14 EBM+ proponents might argue that both sets of evidence should be evaluated and a conclusion drawn from that. However, it is unclear how such conclusions can be drawn using an EBM+ framework. Parkinnen and colleagues (2018, 74), for example, in offering an example of an intervention to which an EBM+ analysis could apply, subsequently state, ‘We did not undertake a systematic review of the evidence on how probiotics might work.’ This implies an actual substantive investigation is needed, possibly rendering the philosophical work otiose.

15 In this regard, use of the Template for Intervention Description and Replication (TIDieR-Placebo) checklist (Howick et al. 2020) could be used alongside EBM+'s checklists, given that it allows key features of both active interventions and placebo or sham controls to be concisely summarised by researchers, and also whether blinding was successful. Since this can easily be integrated with EBM, this seems like something that could also be integrated with EBM+.

16 As Howick (2011b) indicates, EBM's view of evidence is fundamentally based on hierarchies of methods of generating evidence. If this is true then it is not clear how EBM+ merits the EBM appellation given its apparent abandonment of evidence hierarchies by viewing mechanistic evidence on the same footing as difference-making evidence.

17 Some of these may very well be concerns shared by members of the EBM+ community, so my arguments should be construed less as criticism and more as spotlighting areas where EBM+ can be built upon.

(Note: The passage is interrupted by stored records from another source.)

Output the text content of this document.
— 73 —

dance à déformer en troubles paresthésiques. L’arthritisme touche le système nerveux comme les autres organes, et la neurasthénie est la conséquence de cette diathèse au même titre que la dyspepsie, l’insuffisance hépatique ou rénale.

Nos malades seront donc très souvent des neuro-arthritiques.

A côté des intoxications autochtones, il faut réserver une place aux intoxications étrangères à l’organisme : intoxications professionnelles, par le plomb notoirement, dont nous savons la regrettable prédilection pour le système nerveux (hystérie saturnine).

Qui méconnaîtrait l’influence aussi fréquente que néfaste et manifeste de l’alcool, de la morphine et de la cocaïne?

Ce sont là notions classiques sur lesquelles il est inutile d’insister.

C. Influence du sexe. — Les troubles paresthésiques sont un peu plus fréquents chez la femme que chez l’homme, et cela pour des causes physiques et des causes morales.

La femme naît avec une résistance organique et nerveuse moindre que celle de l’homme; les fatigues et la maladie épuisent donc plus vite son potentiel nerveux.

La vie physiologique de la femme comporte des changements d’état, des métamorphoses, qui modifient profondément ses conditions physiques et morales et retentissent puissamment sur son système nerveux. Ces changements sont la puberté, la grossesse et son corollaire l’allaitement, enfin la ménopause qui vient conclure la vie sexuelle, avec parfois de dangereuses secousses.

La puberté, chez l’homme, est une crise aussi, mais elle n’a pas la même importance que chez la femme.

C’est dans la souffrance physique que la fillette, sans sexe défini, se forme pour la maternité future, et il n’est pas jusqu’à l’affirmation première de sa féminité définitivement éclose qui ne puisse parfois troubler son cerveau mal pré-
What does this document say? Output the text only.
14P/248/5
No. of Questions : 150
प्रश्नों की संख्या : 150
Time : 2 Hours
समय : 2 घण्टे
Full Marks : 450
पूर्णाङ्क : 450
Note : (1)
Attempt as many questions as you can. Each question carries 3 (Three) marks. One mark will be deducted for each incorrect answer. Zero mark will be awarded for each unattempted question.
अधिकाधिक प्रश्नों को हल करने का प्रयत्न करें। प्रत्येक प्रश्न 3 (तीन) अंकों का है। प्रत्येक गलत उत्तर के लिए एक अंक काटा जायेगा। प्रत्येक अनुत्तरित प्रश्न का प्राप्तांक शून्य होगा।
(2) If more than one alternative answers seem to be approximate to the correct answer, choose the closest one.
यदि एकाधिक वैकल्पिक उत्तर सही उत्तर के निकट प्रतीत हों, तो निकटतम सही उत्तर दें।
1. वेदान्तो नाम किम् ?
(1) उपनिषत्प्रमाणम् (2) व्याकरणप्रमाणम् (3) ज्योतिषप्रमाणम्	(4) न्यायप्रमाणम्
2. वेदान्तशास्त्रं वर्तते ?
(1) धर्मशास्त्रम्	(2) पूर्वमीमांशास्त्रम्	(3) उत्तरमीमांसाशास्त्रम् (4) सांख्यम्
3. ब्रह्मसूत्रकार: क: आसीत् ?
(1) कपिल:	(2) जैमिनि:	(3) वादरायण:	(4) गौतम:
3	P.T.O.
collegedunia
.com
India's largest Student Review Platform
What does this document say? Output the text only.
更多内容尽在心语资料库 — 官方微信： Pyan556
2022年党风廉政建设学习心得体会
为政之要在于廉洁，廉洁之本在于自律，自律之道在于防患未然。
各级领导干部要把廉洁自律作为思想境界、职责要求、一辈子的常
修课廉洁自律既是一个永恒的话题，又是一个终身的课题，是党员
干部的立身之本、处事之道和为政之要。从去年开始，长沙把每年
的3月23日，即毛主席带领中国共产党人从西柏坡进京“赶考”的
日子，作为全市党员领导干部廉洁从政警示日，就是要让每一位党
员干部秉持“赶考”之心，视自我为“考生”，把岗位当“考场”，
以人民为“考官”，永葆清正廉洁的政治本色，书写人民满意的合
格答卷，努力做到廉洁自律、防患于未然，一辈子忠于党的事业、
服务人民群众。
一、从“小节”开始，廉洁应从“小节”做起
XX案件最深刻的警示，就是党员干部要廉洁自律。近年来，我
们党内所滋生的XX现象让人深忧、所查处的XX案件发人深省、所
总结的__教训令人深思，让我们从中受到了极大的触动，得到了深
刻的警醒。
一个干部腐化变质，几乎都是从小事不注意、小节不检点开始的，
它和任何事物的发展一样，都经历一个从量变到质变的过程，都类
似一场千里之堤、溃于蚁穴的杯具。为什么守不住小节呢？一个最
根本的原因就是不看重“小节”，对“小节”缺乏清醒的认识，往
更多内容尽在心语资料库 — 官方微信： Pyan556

18 Despite their popularity, Hill's viewpoints—even with respect to disease causation—have received their fair share of criticism (e.g. Rothman and Greenland [2005]). Hill's viewpoints are not well-defined conditions and it is not clear what is required for any given viewpoint to be satisfied, much less how they can be weighted and integrated to establish causation (Phillips and Goodman 2006). According to Ward (2009), Hill's viewpoints do not justify inferring that a statistical association is causal.

19 For example, Dammann (2018, 3) raises the point that since Hill didn't require all of the viewpoints be fulfilled for a causal claim to be supported and no single one (with the exception of temporality) to be necessary, claiming as Russo and Williamson do that Hill's guidelines express principles of the RWT elides over the fact that the RWT requires at least some of the viewpoints (namely, those expressing mechanistic and difference-making evidence) to be necessary.